Being ethical is about being responsible. It is also about communicating your ethical values, not only to the outside world, but internally too. There is contradiction within the rise of the corporate citizenship phenomena which leads to these ethical lapses and accusations that CR is just a PR exercise. It is not good enough to invest in social projects, but to set unrealistic targets so that your sales teams mis-sell your products to customers. It is not good enough to make bold statements about environmental responsibility, but not to pay your suppliers fairly and on-time.
Once companies can get their ethical values right, they will find that they naturally consider their responsibilities and where they lie. Send a clear message from the top about ‘the way we do business around here’ and you will find that not only is your company ethical, it also lives up to its responsibilities as well.
Philippa Foster Back OBE CDir, Director of the Institute of Business Ethics
Philippa has 30 years of business experience, having begun her career at Citibank.
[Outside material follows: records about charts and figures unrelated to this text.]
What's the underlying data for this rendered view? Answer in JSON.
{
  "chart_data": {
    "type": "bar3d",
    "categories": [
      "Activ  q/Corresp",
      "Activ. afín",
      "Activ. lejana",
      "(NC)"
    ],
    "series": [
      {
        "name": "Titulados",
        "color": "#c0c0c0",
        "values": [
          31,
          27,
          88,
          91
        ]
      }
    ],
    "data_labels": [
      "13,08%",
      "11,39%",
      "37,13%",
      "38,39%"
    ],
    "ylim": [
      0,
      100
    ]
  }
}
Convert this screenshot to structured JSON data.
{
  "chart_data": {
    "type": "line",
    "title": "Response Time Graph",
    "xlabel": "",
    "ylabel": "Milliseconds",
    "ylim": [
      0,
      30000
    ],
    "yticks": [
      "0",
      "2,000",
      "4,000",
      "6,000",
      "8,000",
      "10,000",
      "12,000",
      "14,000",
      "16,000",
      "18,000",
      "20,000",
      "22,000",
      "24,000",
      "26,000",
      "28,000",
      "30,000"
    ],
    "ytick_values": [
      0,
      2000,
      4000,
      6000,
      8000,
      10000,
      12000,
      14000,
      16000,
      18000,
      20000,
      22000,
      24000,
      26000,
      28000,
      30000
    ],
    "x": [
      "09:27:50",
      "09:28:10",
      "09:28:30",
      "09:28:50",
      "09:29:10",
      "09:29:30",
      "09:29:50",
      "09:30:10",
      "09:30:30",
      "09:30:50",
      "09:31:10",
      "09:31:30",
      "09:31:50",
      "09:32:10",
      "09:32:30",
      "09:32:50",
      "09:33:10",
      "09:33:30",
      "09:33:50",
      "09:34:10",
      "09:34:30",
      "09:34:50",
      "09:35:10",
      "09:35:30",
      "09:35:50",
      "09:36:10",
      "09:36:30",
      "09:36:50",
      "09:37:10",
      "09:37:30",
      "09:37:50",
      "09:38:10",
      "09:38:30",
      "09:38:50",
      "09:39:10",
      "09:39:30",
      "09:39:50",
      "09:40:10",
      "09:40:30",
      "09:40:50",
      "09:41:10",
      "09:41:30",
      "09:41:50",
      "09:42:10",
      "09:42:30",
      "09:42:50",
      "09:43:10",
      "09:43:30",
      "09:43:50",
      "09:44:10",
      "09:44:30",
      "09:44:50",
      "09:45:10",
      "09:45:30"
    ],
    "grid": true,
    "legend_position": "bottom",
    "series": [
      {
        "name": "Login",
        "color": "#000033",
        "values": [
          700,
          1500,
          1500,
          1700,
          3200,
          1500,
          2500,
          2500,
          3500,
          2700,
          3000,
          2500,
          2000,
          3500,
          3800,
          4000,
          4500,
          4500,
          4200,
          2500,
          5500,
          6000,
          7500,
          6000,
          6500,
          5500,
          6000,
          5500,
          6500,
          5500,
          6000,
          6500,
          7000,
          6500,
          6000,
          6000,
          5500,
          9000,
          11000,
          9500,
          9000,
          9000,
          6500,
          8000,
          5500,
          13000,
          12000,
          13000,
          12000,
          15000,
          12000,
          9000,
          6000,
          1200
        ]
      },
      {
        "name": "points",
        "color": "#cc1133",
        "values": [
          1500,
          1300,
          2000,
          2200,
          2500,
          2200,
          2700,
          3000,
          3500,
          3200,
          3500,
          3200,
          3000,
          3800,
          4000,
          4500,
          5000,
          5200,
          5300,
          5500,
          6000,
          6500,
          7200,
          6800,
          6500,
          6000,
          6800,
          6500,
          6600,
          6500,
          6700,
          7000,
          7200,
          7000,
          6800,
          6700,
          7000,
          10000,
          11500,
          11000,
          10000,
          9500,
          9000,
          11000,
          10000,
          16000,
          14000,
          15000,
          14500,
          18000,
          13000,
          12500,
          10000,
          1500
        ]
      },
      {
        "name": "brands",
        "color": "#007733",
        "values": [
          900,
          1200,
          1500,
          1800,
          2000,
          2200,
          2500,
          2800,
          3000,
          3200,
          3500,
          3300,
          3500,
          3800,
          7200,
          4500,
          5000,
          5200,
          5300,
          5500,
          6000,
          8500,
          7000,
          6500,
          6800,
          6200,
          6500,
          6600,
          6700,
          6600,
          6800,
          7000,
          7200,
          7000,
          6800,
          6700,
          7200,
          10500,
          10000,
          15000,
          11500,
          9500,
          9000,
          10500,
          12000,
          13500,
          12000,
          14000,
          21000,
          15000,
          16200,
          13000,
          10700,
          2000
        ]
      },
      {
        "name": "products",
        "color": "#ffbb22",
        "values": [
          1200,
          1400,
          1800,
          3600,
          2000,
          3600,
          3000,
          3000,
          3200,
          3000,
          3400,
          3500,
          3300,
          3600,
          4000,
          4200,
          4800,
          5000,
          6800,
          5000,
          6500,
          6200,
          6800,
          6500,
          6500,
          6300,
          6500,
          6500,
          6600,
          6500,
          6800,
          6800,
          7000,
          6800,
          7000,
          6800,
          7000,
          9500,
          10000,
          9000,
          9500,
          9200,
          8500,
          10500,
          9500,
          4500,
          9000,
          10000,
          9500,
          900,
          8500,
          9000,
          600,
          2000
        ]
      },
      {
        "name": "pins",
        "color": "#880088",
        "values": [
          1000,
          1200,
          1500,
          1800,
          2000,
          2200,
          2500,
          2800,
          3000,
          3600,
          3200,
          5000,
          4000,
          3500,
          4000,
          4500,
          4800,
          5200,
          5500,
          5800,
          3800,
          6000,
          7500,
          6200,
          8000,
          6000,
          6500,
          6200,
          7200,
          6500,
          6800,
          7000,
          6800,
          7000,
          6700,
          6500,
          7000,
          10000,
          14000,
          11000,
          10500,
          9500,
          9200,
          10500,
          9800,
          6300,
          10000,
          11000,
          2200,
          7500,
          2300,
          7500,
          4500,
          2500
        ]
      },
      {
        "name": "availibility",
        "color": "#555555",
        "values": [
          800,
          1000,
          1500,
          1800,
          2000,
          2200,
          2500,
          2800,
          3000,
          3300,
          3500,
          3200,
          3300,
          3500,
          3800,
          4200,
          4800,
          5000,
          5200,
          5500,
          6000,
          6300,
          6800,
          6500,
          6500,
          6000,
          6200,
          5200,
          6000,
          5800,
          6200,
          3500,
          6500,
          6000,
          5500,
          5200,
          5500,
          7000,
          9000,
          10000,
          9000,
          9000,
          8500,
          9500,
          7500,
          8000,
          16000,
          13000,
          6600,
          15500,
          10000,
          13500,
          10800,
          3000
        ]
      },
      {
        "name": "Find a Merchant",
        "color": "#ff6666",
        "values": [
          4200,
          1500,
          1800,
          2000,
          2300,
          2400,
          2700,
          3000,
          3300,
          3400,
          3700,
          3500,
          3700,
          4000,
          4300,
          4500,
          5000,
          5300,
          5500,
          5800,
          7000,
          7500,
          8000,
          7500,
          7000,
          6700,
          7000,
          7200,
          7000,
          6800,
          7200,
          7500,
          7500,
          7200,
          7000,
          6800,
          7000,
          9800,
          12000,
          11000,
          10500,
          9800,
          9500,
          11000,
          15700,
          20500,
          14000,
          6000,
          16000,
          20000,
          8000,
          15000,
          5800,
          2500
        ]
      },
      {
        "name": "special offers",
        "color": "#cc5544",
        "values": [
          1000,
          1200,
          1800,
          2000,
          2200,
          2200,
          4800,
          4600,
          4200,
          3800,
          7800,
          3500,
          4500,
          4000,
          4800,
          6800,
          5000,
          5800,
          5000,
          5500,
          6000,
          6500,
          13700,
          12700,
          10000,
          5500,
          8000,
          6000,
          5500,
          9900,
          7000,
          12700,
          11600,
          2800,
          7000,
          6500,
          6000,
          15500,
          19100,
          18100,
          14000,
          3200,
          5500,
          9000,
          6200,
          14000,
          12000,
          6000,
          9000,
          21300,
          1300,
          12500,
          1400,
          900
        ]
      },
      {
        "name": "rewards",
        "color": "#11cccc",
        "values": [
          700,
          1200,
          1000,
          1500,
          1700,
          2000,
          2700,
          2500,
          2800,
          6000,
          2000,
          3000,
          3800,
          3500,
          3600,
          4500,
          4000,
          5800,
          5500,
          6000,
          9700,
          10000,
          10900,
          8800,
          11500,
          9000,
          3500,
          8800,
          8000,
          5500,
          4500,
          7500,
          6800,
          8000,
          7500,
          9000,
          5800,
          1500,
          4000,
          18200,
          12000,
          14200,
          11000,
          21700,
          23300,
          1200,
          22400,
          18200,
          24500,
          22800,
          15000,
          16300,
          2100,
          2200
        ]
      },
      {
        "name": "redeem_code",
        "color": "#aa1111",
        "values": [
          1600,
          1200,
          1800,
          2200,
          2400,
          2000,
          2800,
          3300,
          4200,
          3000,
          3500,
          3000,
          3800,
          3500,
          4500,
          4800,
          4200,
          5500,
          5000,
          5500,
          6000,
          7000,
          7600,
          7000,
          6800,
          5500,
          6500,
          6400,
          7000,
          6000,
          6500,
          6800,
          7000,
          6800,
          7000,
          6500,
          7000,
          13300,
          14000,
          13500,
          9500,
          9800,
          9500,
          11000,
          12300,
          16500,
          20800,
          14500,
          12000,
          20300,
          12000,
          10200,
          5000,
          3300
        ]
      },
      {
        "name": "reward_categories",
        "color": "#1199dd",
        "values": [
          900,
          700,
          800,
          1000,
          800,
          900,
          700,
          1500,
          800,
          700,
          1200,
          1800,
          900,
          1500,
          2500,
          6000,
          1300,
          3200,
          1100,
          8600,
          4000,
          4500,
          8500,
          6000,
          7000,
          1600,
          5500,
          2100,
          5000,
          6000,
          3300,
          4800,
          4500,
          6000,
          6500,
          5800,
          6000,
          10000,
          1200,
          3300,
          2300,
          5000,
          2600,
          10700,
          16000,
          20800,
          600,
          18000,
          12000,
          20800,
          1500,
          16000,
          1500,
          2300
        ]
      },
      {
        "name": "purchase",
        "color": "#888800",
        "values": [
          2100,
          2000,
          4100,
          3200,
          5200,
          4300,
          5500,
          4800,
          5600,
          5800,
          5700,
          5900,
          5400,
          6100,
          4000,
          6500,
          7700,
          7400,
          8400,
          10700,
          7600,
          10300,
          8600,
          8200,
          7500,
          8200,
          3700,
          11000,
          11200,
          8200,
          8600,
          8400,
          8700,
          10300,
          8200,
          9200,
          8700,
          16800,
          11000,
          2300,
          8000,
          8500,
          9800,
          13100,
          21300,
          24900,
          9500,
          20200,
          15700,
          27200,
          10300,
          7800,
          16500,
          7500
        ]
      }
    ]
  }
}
Following 9 years at Bowater, leaving as group treasurer, she became group finance director at DG Gardner Group, a training organisation, then joining Thorn EMI in 1993 as group treasurer until 2000. She was appointed Director of the IBE in 2001.
In 1991 Philippa was project manager for her professional body, The Association of Corporate Treasurers (ACT). She later became President of the Association for 1999-2000. Philippa has since held a number of non-executive roles including chair of the Defence Audit Committee at the Ministry of Defence and currently the Board of the Norfolk and Norwich University Foundation Hospital Trust.
She has recently been appointed to the Advisory Board of the Centre for Corporate Reputation at the Said Business School at Oxford University and consequently as a Visiting Fellow of the University.